Per il momento il contributo italiano è interamente rivolto allo studio dei meccanismi di base che permettono alla chimera di entrare nella cellula cancerogena e di arrivare fino al citoplasma dando luogo alla morte cellulare. “Si suppone”, spiega Serena Fabbrini, “che la proteina, una volta internalizzata, attraversi alcuni comparti intracellulari fino a raggiungere il reticolo endoplasmico che, tra le sue diverse funzioni, ha anche quella del controllo qualità delle proteine espresse, dando luogo alla degradazione citoplasmatica delle proteine non correttamente conformate o assemblate. Ora una tossina gemella, la ricina, giunta al reticolo endoplamatico si comporterebbe come una proteina da degradare, ma quando entra nel citoplasma, dove risiedono i ribosomi, li inattiva in maniera irreversibile. La sintesi proteica del ribosoma viene così bloccata e la cellula va incontro alla morte cellulare”.

La vera astuzia risiede tuttavia nella scelta della proteina veicolante. Essa, infatti, deve avere delle qualità che la portano a legarsi alla cellula tumorale ma non a quella sana. In uno studio condotto negli Stati Uniti in collaborazione con Richard Youle del National Cancer Institute, veniva adottata come proteina veicolante la transferrina, per la cura di alcuni tumori del sistema nervoso centrale.
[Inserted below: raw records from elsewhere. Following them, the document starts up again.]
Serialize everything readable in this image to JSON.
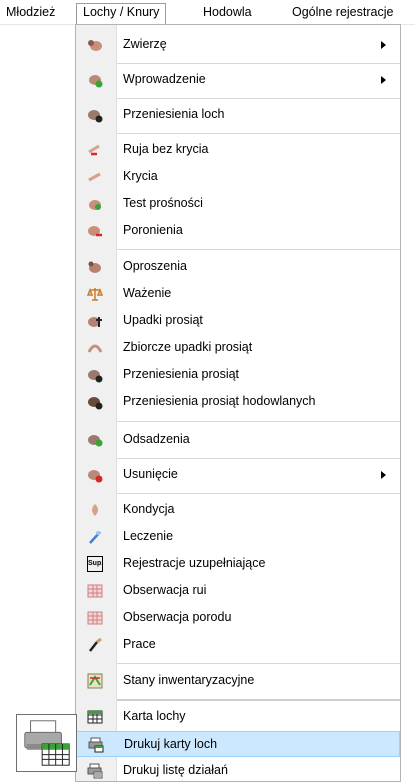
{
  "menubar": {
    "items": [
      {
        "label": "Młodzież"
      },
      {
        "label": "Lochy / Knury"
      },
      {
        "label": "Hodowla"
      },
      {
        "label": "Ogólne rejestracje"
      }
    ]
  },
  "dropdown": {
    "items": [
      {
        "label": "Zwierzę",
        "icon": "sow-icon",
        "submenu": true
      },
      {
        "label": "Wprowadzenie",
        "icon": "sow-add-icon",
        "submenu": true
      },
      {
        "label": "Przeniesienia loch",
        "icon": "sow-transfer-icon"
      },
      {
        "label": "Ruja bez krycia",
        "icon": "heat-no-mating-icon"
      },
      {
        "label": "Krycia",
        "icon": "mating-icon"
      },
      {
        "label": "Test prośności",
        "icon": "pregnancy-test-icon"
      },
      {
        "label": "Poronienia",
        "icon": "abortion-icon"
      },
      {
        "label": "Oproszenia",
        "icon": "farrowing-icon"
      },
      {
        "label": "Ważenie",
        "icon": "scales-icon"
      },
      {
        "label": "Upadki prosiąt",
        "icon": "piglet-death-icon"
      },
      {
        "label": "Zbiorcze upadki prosiąt",
        "icon": "batch-piglet-death-icon"
      },
      {
        "label": "Przeniesienia prosiąt",
        "icon": "piglet-transfer-icon"
      },
      {
        "label": "Przeniesienia prosiąt hodowlanych",
        "icon": "breeding-piglet-transfer-icon"
      },
      {
        "label": "Odsadzenia",
        "icon": "weaning-icon"
      },
      {
        "label": "Usunięcie",
        "icon": "sow-remove-icon",
        "submenu": true
      },
      {
        "label": "Kondycja",
        "icon": "condition-icon"
      },
      {
        "label": "Leczenie",
        "icon": "syringe-icon"
      },
      {
        "label": "Rejestracje uzupełniające",
        "icon": "sup-icon",
        "icon_text": "Sup."
      },
      {
        "label": "Obserwacja rui",
        "icon": "heat-observation-grid-icon"
      },
      {
        "label": "Obserwacja porodu",
        "icon": "birth-observation-grid-icon"
      },
      {
        "label": "Prace",
        "icon": "brush-icon"
      },
      {
        "label": "Stany inwentaryzacyjne",
        "icon": "inventory-icon"
      },
      {
        "label": "Karta lochy",
        "icon": "sow-card-icon"
      },
      {
        "label": "Drukuj karty loch",
        "icon": "print-cards-icon"
      },
      {
        "label": "Drukuj listę działań",
        "icon": "print-list-icon"
      }
    ]
  },
  "colors": {
    "highlight": "#cce8ff",
    "highlight_border": "#99d1ff",
    "sow_pink": "#d9a08a",
    "sow_dark": "#3a3a3a",
    "red": "#d62828",
    "green": "#3aa335"
  }
}
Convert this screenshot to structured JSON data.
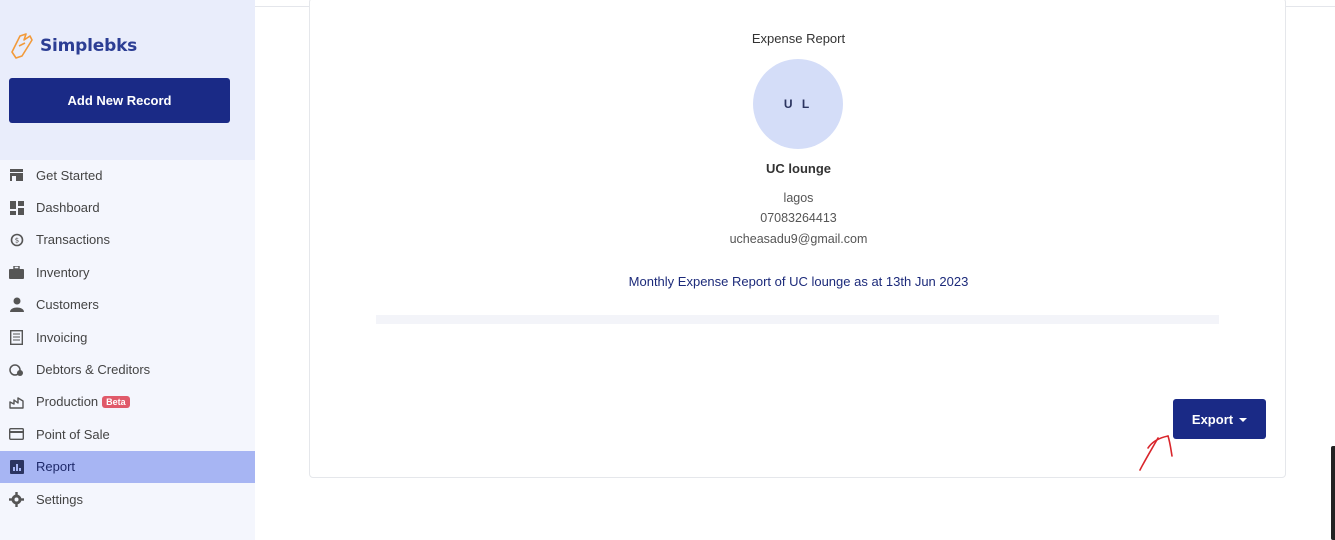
{
  "brand": {
    "name": "Simplebks",
    "accent": "#1a2a86",
    "logo_color": "#f29a3a"
  },
  "sidebar": {
    "add_button": "Add New Record",
    "items": [
      {
        "label": "Get Started",
        "icon": "store-icon"
      },
      {
        "label": "Dashboard",
        "icon": "dashboard-icon"
      },
      {
        "label": "Transactions",
        "icon": "transactions-icon"
      },
      {
        "label": "Inventory",
        "icon": "briefcase-icon"
      },
      {
        "label": "Customers",
        "icon": "user-icon"
      },
      {
        "label": "Invoicing",
        "icon": "invoice-icon"
      },
      {
        "label": "Debtors & Creditors",
        "icon": "debtors-icon"
      },
      {
        "label": "Production",
        "icon": "production-icon",
        "badge": "Beta"
      },
      {
        "label": "Point of Sale",
        "icon": "card-icon"
      },
      {
        "label": "Report",
        "icon": "report-icon",
        "active": true
      },
      {
        "label": "Settings",
        "icon": "gear-icon"
      }
    ]
  },
  "report": {
    "title": "Expense Report",
    "avatar_initials": "U L",
    "business_name": "UC lounge",
    "location": "lagos",
    "phone": "07083264413",
    "email": "ucheasadu9@gmail.com",
    "summary": "Monthly Expense Report of UC lounge as at 13th Jun 2023",
    "export_label": "Export"
  }
}
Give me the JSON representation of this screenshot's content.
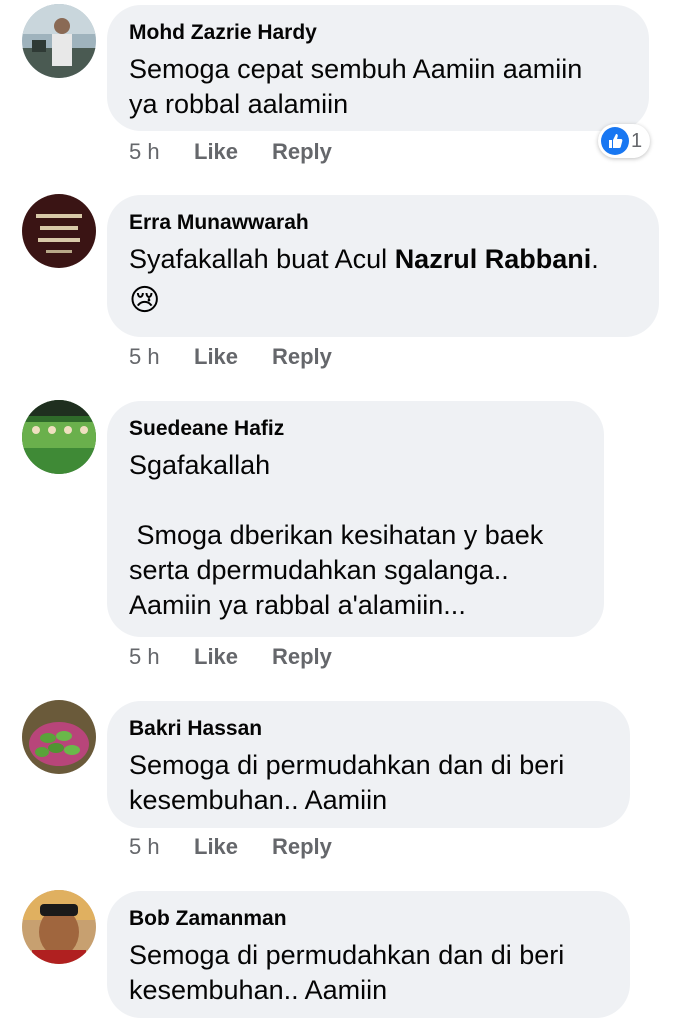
{
  "comments": [
    {
      "author": "Mohd Zazrie Hardy",
      "text": "Semoga cepat sembuh Aamiin aamiin\nya robbal aalamiin",
      "time": "5 h",
      "like_label": "Like",
      "reply_label": "Reply",
      "reaction_count": "1"
    },
    {
      "author": "Erra Munawwarah",
      "text_before": "Syafakallah buat Acul ",
      "mention": "Nazrul Rabbani",
      "text_after": ".",
      "emoji": "😢",
      "time": "5 h",
      "like_label": "Like",
      "reply_label": "Reply"
    },
    {
      "author": "Suedeane Hafiz",
      "text": "Sgafakallah\n\n Smoga dberikan kesihatan y baek\nserta dpermudahkan sgalanga..\nAamiin ya rabbal a'alamiin...",
      "time": "5 h",
      "like_label": "Like",
      "reply_label": "Reply"
    },
    {
      "author": "Bakri Hassan",
      "text": "Semoga di permudahkan dan di beri\nkesembuhan.. Aamiin",
      "time": "5 h",
      "like_label": "Like",
      "reply_label": "Reply"
    },
    {
      "author": "Bob Zamanman",
      "text": "Semoga di permudahkan dan di beri\nkesembuhan.. Aamiin"
    }
  ],
  "icons": {
    "reaction": "like-thumb-icon"
  },
  "colors": {
    "bubble": "#eff1f4",
    "meta_text": "#65676b",
    "like_blue": "#1877f2"
  }
}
Perché? Le cellule sane del sistema nervoso centrale non hanno bisogno di ferro, quindi non legano la transferrina, invece le cellule tumorali ne hanno bisogno per moltiplicarsi e quindi sono dotate dei recettori per la transferrina. “Similmente”, spiega Fabbrini, “l’ATF lega il recettore della urochinasi, che in genere è presente solo in cellule in più attiva migrazione e quindi anche con elevato potenziale metastatico”.